The production has a dizzying first act, but an interesting thing happens after that. It gets its viewers to acclimate to the violence, especially when Guy somewhat participates in it. He steals a hero’s sunglasses, making him see the world through their eyes, that everything is a mission to them. Despite having a hero’s vision, Guy doesn’t do what heroes do. Instead he participates in acts of kindness that piques the interest of Antoine (Taika Waititi), Free City’s developer. The same goes for Mouser (Utkarsh Ambudkar), who solves the game’s bugs. And Mouser’s fellow problem solver, Keys (Joe Keery), interestingly enough, has a past connection with Molotov in real life.
Free Guy would have made for passable mainstream fare. Using Mariah Carey’s song Fantasy makes for a good nostalgic touch. It’s disappointing, then, that a movie about an NPC gaining intelligence has supporting characters that feel too archetypal. That’s true even for its target audience, who are kids. It writes the bank’s security guard, Buddy (Lil Red Howery), as Guy’s stereotypical Black best friend. The people in Molotov’s real world – her name there is Millie – are equally obnoxious. It also doesn’t help that the visuals, especially when Guy puts on the glasses, make the production feels more artificial and glossy than it’s supposed to be. I get that that’s the point but I still dislike it.

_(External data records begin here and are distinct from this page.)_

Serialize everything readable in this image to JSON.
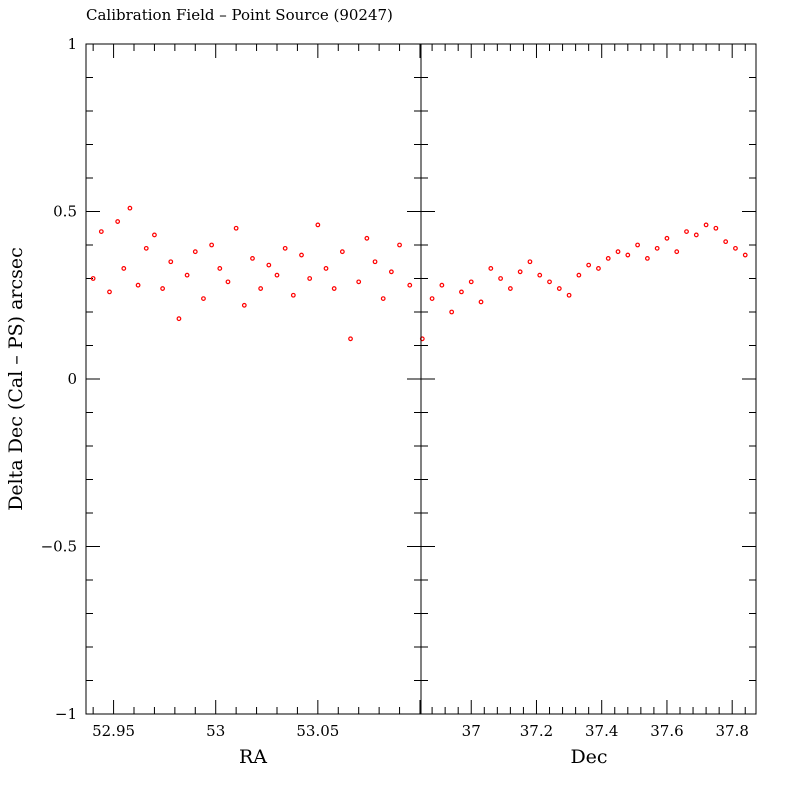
{
  "title": "Calibration Field – Point Source (90247)",
  "ylabel": "Delta Dec (Cal – PS) arcsec",
  "chart_data": [
    {
      "type": "scatter",
      "xlabel": "RA",
      "ylabel": "Delta Dec (Cal – PS) arcsec",
      "xlim": [
        52.9365,
        53.1005
      ],
      "ylim": [
        -1,
        1
      ],
      "xticks": [
        52.95,
        53,
        53.05
      ],
      "xtick_labels": [
        "52.95",
        "53",
        "53.05"
      ],
      "yticks": [
        -1,
        -0.5,
        0,
        0.5,
        1
      ],
      "ytick_labels": [
        "−1",
        "−0.5",
        "0",
        "0.5",
        "1"
      ],
      "marker_color": "#ff0000",
      "x": [
        52.94,
        52.944,
        52.948,
        52.952,
        52.955,
        52.958,
        52.962,
        52.966,
        52.97,
        52.974,
        52.978,
        52.982,
        52.986,
        52.99,
        52.994,
        52.998,
        53.002,
        53.006,
        53.01,
        53.014,
        53.018,
        53.022,
        53.026,
        53.03,
        53.034,
        53.038,
        53.042,
        53.046,
        53.05,
        53.054,
        53.058,
        53.062,
        53.066,
        53.07,
        53.074,
        53.078,
        53.082,
        53.086,
        53.09,
        53.095
      ],
      "y": [
        0.3,
        0.44,
        0.26,
        0.47,
        0.33,
        0.51,
        0.28,
        0.39,
        0.43,
        0.27,
        0.35,
        0.18,
        0.31,
        0.38,
        0.24,
        0.4,
        0.33,
        0.29,
        0.45,
        0.22,
        0.36,
        0.27,
        0.34,
        0.31,
        0.39,
        0.25,
        0.37,
        0.3,
        0.46,
        0.33,
        0.27,
        0.38,
        0.12,
        0.29,
        0.42,
        0.35,
        0.24,
        0.32,
        0.4,
        0.28
      ]
    },
    {
      "type": "scatter",
      "xlabel": "Dec",
      "ylabel": "",
      "xlim": [
        36.846,
        37.873
      ],
      "ylim": [
        -1,
        1
      ],
      "xticks": [
        37,
        37.2,
        37.4,
        37.6,
        37.8
      ],
      "xtick_labels": [
        "37",
        "37.2",
        "37.4",
        "37.6",
        "37.8"
      ],
      "yticks": [
        -1,
        -0.5,
        0,
        0.5,
        1
      ],
      "marker_color": "#ff0000",
      "x": [
        36.85,
        36.88,
        36.91,
        36.94,
        36.97,
        37.0,
        37.03,
        37.06,
        37.09,
        37.12,
        37.15,
        37.18,
        37.21,
        37.24,
        37.27,
        37.3,
        37.33,
        37.36,
        37.39,
        37.42,
        37.45,
        37.48,
        37.51,
        37.54,
        37.57,
        37.6,
        37.63,
        37.66,
        37.69,
        37.72,
        37.75,
        37.78,
        37.81,
        37.84
      ],
      "y": [
        0.12,
        0.24,
        0.28,
        0.2,
        0.26,
        0.29,
        0.23,
        0.33,
        0.3,
        0.27,
        0.32,
        0.35,
        0.31,
        0.29,
        0.27,
        0.25,
        0.31,
        0.34,
        0.33,
        0.36,
        0.38,
        0.37,
        0.4,
        0.36,
        0.39,
        0.42,
        0.38,
        0.44,
        0.43,
        0.46,
        0.45,
        0.41,
        0.39,
        0.37
      ]
    }
  ]
}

Speaking of archetypes, making Molotov a badass, gun wielding sexpot feels lazy, despite of the wink that comes with her characterization. Free Guy also puts Guy and Molotov in a romantic situation, and of course, they’ll have that moment between the second and the third act where Molotov tells him the truth about him living in a video game. Both actors, specifically Comer, do a lot of work in making that revelation emotionally resonant, but it still feels silly. I can get behind the production’s intentions of having heroes live up to their names. If only the movie lived up to that and thought all of its elements through.